On November 20, President Obama issued an executive order on immigration that will allow up to 5 million people to live free from the fear of deportation. The president's actions -- though temporary, and by no means a substitute for Congress passing immigration reform legislation -- are welcome news for the millions of Americans whose family members, friends, and coworkers can now come out of the shadows and contribute to the country they call home.
Four days after the president's announcement on immigration, Latino Decisions asked Hispanic voters whether they supported the administration's actions. An overwhelming 89 percent of polled Latino voters viewed the executive actions favorably. This strong support from Latino voters held up regardless of party affiliation, with 95 percent of Democrats, 81 percent of Independents, and 76 percent of Republicans endorsing the president's decision to grant administrative relief to millions of undocumented individuals.
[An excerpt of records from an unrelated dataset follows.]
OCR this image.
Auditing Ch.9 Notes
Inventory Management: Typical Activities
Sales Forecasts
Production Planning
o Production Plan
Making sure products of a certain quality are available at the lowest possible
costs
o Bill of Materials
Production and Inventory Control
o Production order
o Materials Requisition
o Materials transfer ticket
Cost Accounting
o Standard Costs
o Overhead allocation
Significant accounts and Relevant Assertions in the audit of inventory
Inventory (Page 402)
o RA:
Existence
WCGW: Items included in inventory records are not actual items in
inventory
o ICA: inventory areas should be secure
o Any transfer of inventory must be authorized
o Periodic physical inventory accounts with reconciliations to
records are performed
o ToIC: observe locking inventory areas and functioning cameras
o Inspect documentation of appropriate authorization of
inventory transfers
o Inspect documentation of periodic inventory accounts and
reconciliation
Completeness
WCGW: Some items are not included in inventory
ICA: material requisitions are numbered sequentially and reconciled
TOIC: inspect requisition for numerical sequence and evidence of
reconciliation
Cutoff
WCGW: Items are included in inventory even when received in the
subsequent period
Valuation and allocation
Latinos are particularly affected by Congress' failure to fix our broken immigration system. A poll of Latino voters just before the 2014 midterm elections found that 58 percent of respondents had a family member, friend, or co-worker who was undocumented. Immigration reform isn't just an abstract issue for many Latino voters: The continued absence of immigration reform can mean losing a father, a mother, a close friend, or a valued employee to deportation. Latino voters will not soon forget that House leadership refused to give reform a vote on the House floor after the Senate passed a bipartisan immigration reform bill in June 2013. And when the 2016 elections roll around, whether they identify as Democrats, Independents, or Republicans, Latino voters will remember the president's executive order, the stability it provided for their loved ones -- as well as the way that their representatives in Congress reacted to the president's announcement.
So how will Latino voters view the many Republicans voicing extreme opposition to the president's executive order on immigration? Rep. Louis Gohmert called the executive actions "an offense to the Constitution," and described the order as threatening "a state of lawlessness in America." The reliably anti-immigrant Rep. Steve King deemed the immigration fixes as "destroy[ing] the rule of law" and called on Congress to deny funding for the order, "whatever form that takes." Even Speaker of the House John Boehner, usually a more moderate voice than Gohmert or King, pledged "to fight the president tooth and nail" if the Obama administration acted on immigration.
The 2016 elections are not far off. As we've noted previously in this space, 2016 will be nothing like 2014 for the Republican Party. The Senate races of 2016 will take place in states with large Latino populations, and the electorate that comes out to the polls in 2016 will be much more diverse than in 2014. Opposing the President's actions on immigration makes little sense for those GOP lawmakers with significant Latino constituencies in their districts -- or for presidential aspirants who hope to court Latino voters in swing states such as Florida, Colorado, and Nevada. Adopting the hyperbolic, counter-productive posturing of Reps. King and Gohmert will only damage the GOP's national brand with Hispanics and alienate the Latino voters who might very well be the deciding factor in a competitive election.
That is why a few GOP lawmakers, understanding that Latino voters overwhelmingly support commonsense action on immigration, have measured their responses to the president's executive order. Consider newly-elected Rep. Carlos Curbelo. Curbelo, who represents a district that is 67 percent Hispanic, has so far stayed far away from the outrageous rhetoric of Gohmert, King & co., preferring instead to encourage the president to work with Congress while also urging his GOP colleagues to leave existing measures such as DACA (Deferred Action for Childhood Arrivals) alone. Meanwhile, several Republican members of Congress who have in the past been supportive of immigration reform efforts, including Reps. Jeff Denham, Mario Diaz-Balart, Ileana Ros-Lehtinen, Mike Coffman, and David Valadao, voted against Rep. Ted Yoho's recent move to block the president's executive order.
It's worth repeating that Latino voters across the board, including 76 percent of Republican Latinos, strongly support the president's executive order. Some members of the Republican Party understand this fact and have so far refused to cave in to the extreme anti-immigrant elements of their party. If the GOP hopes to keep the Senate in 2016 or to win back the White House, the party should follow their lead.